5.2.3.1 Persistent Messaging Performance Overview for Non-Sharded Queues

When persistent messages are enqueued, they are stored in database tables. The performance characteristics of queue operations on persistent messages are similar to underlying database operations.

The code path of an enqueue operation is comparable to SELECT and INSERT into a multicolumn queue table with three index-organized tables. The code path of a dequeue operation is comparable to a SELECT operation on the multi-column table and a DELETE operation on the dequeue index-organized table. In many scenarios, for example when Oracle RAC is not used and there is adequate streams pool memory, the dequeue operation is optimized and is comparable to a SELECT operation on a multi-column table.

Note:

Performance is not affected by the number of queues in a table.

5.2.3.2 Non-Sharded Queues and Oracle Real Application Clusters

Oracle Real Application Clusters (Oracle RAC) can be used to ensure highly available access to queue data.

The entry and exit points of a queue, commonly called its tail and head respectively, can be extreme hot spots. Because Oracle RAC may not scale well in the presence of hot spots, limit usual access to a queue from one instance only. If an instance failure occurs, then messages managed by the failed instance can be processed immediately by one of the surviving instances. If non-sharded queues are experiencing hot spots, then consider using sharded queues instead.

You can associate Oracle RAC instance affinities with 8.1-compatible queue tables. If you are using q1 and q2 in different instances, then you can use ALTER_QUEUE_TABLE or CREATE_QUEUE_TABLE on the queue table and set primary_instance to the appropriate instance_id.

See Also:

5.2.3.3 Oracle Database Advanced Queuing in a Shared Server Environment

Queue operation scalability is similar to the underlying database operation scalability.

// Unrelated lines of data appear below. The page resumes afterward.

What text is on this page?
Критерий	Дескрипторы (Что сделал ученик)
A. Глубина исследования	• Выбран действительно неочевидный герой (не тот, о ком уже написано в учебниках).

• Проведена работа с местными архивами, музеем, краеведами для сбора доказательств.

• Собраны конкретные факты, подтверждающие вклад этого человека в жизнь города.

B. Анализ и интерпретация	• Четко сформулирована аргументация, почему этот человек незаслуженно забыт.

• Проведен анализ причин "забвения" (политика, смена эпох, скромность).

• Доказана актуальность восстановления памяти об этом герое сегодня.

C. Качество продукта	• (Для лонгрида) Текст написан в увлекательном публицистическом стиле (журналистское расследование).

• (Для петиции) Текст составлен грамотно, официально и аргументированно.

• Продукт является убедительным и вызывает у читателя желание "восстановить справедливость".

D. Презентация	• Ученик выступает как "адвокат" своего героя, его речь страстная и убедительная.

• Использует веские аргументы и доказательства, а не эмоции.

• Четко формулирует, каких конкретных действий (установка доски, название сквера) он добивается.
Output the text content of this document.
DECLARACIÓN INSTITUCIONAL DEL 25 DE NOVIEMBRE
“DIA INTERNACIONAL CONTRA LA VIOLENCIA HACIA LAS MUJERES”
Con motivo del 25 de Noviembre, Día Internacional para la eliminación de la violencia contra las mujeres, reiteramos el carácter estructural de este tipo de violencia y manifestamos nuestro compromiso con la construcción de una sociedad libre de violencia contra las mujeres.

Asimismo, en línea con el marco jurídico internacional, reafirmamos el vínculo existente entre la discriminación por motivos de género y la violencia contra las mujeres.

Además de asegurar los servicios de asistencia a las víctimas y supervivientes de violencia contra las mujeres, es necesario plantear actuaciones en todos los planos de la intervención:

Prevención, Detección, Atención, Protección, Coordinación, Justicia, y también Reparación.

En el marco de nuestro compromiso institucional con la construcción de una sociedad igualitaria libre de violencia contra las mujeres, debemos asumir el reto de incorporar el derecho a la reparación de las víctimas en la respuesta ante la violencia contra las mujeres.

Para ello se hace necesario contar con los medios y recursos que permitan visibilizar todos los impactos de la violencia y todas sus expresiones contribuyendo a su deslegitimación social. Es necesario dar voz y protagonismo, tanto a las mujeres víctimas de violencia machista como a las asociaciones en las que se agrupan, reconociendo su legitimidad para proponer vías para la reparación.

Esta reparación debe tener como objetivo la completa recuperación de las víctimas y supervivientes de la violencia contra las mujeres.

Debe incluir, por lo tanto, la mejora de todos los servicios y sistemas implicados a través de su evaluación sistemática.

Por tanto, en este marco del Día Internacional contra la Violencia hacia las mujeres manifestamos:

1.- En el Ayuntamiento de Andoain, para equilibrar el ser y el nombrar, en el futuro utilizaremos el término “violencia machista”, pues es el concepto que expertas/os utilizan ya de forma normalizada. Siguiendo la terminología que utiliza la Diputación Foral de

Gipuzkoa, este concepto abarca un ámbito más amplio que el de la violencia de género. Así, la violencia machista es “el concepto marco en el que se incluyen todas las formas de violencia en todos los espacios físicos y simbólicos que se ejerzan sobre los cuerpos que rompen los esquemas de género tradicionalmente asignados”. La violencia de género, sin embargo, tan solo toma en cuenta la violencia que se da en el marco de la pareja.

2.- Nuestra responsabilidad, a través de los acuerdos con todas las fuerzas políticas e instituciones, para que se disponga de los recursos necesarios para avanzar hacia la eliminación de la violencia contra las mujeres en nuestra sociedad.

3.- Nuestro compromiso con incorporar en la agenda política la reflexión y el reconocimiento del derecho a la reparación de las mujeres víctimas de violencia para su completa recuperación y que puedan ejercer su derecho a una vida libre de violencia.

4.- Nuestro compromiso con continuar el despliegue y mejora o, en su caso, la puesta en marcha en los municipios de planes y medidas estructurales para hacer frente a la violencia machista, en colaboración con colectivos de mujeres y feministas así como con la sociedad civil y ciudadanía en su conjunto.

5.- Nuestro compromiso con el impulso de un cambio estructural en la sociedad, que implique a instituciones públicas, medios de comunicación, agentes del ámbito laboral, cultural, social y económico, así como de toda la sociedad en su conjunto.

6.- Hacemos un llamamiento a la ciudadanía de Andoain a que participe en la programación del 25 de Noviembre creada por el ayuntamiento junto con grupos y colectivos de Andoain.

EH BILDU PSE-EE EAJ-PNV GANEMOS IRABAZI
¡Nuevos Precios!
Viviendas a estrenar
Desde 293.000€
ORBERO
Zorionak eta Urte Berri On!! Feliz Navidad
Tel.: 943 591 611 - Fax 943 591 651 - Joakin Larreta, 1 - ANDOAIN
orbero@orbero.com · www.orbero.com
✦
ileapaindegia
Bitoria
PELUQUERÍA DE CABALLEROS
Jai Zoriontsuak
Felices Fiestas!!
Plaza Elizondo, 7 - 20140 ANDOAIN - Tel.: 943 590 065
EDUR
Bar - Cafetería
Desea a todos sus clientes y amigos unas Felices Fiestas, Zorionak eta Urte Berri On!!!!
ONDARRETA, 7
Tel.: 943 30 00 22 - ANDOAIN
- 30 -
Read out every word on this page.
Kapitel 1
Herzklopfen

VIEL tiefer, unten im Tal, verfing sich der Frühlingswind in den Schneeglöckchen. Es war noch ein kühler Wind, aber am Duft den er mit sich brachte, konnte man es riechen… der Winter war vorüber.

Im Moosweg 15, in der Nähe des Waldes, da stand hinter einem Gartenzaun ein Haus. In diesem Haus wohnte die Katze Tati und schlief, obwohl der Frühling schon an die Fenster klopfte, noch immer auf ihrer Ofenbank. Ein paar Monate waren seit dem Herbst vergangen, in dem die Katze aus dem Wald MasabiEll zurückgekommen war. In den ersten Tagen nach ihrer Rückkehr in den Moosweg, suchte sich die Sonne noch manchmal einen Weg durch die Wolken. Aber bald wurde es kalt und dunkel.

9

If a dequeue operation with wait option is applied, then it does not return until it is successful or the wait period has expired. In a shared server environment, the shared server process is dedicated to the dequeue operation for the duration of the call, including the wait time. The presence of many such processes can cause severe performance and scalability problems and can result in deadlocking the shared server processes. For this reason, Oracle recommends that dequeue requests with wait option be applied using dedicated server processes. This restriction is not enforced.

See Also:

"DEQUEUE_OPTIONS_T Type" in Oracle Database PL/SQL Packages and Types Reference for more information on the wait option

5.3 Performance Views

Oracle provides these views to monitor system performance and troubleshooting.

These views are integrated with the Automatic Workload Repository (AWR). Users can generate a report based on two AWR snapshots to compute enqueue rate, dequeue rate, and other statistics per queue/subscriber.